JAKARTA - Ketua Komisi
Pemberantasan Korupsi (KPK) Agus Rahardjo mengatakan, penyidiknya akan
mendalami pengakuan mantan Sekretaris Mahkamah Agung Nurhadi saat
bersaksi di Pengadilan Tipikor Jakarta, Senin (15/8).
Termasuk soal dua dokumen perkara yang
diakui Nurhadi dirobeknya sebelum penyidik menggeledah rumahnya di Jalan
Hang Lekir, Kebayoran Baru, Jakarta Selatan.
"Itu nanti biar dikroscek penyidik kami yang pada waktu itu melakukan penggeledahan," kata Agus di kantor KPK, Senin (15/8).
Hanya saja Agus enggan menjelaskan lebih detail persoalan tersebut. "Detailnya saya tidak tahu," katanya.
Seperti diketahui, saat bersaksi Nurhadi
mengaku merobek dua dokumen yang dianggapnya tidak ada pengirimnya.
Salah satu dokumen itu soal perkara yang terkait Bank Danamon.
Penggeledahan dilakukan KPK 20 April
2016, setelah menangkap Panitera Pengadilan Negeri Jakarta Pusat Edy
Nasution dan perantara suap Doddy Aryanto Supeno.
"Jadi sebelum penyitaan KPK, sudah saya
robek," kata Nurhadi saat bersaksi untuk terdakwa suap Doddy Aryanto
Supeno di Pengadilan Tipikor Jakarta, Senin (15/8).
Seperti diketahui, dalam persidangan di
Pengadilan Tipikor Jakarta, Rabu (26/7), saksi Bagian Hukum PT Across
Asia Limited, Wresti Kristian Hesty menyebut Nurhadi sebagai promotor
yang mengatur setiap perkara yang melibatkan perusahaan Grup Lippo.

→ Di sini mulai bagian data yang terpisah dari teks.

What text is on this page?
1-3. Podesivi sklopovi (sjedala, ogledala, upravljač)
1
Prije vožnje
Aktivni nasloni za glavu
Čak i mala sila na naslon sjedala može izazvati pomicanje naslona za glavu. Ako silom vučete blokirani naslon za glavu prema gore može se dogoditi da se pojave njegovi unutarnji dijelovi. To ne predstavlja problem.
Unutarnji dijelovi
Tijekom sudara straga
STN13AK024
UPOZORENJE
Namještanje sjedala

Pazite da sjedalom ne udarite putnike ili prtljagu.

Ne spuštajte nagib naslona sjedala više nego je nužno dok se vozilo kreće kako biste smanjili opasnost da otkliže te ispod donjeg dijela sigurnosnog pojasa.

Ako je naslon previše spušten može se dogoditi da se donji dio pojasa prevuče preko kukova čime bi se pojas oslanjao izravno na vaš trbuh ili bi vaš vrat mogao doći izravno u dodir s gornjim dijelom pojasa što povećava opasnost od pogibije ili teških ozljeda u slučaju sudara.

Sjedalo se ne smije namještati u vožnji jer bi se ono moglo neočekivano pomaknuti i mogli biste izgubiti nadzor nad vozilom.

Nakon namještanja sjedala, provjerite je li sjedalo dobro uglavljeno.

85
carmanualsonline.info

Hesty mengaku sering mengirim memo
kepada promotor. Memo itu ia tulis, lalu diserahkan kepada bekas
petinggi Lippo Group Eddy Sindoro.
"Setahu saya yang disebut promotor
menurut Pak Doddy, promotor adalah Nurhadi," kata Hesty menjawab
pertanyaan Hakim Sumpeno saat bersaksi untuk terdakwa Doddy Aryanto
Supeno di Pengadilan Tipikor Jakarta, Rabu (27/6).
Namun, Nurhadi membantah keras menjadi
promotor. Ia mengaku dari dulu sampai sekarang dan di mana pun, namanya
tetap dipanggil Nurhadi, bukan promotor. Saya sampaikan saya disebut
promotor itu salah," kata Nurhadi di persidangan, Senin (15/8).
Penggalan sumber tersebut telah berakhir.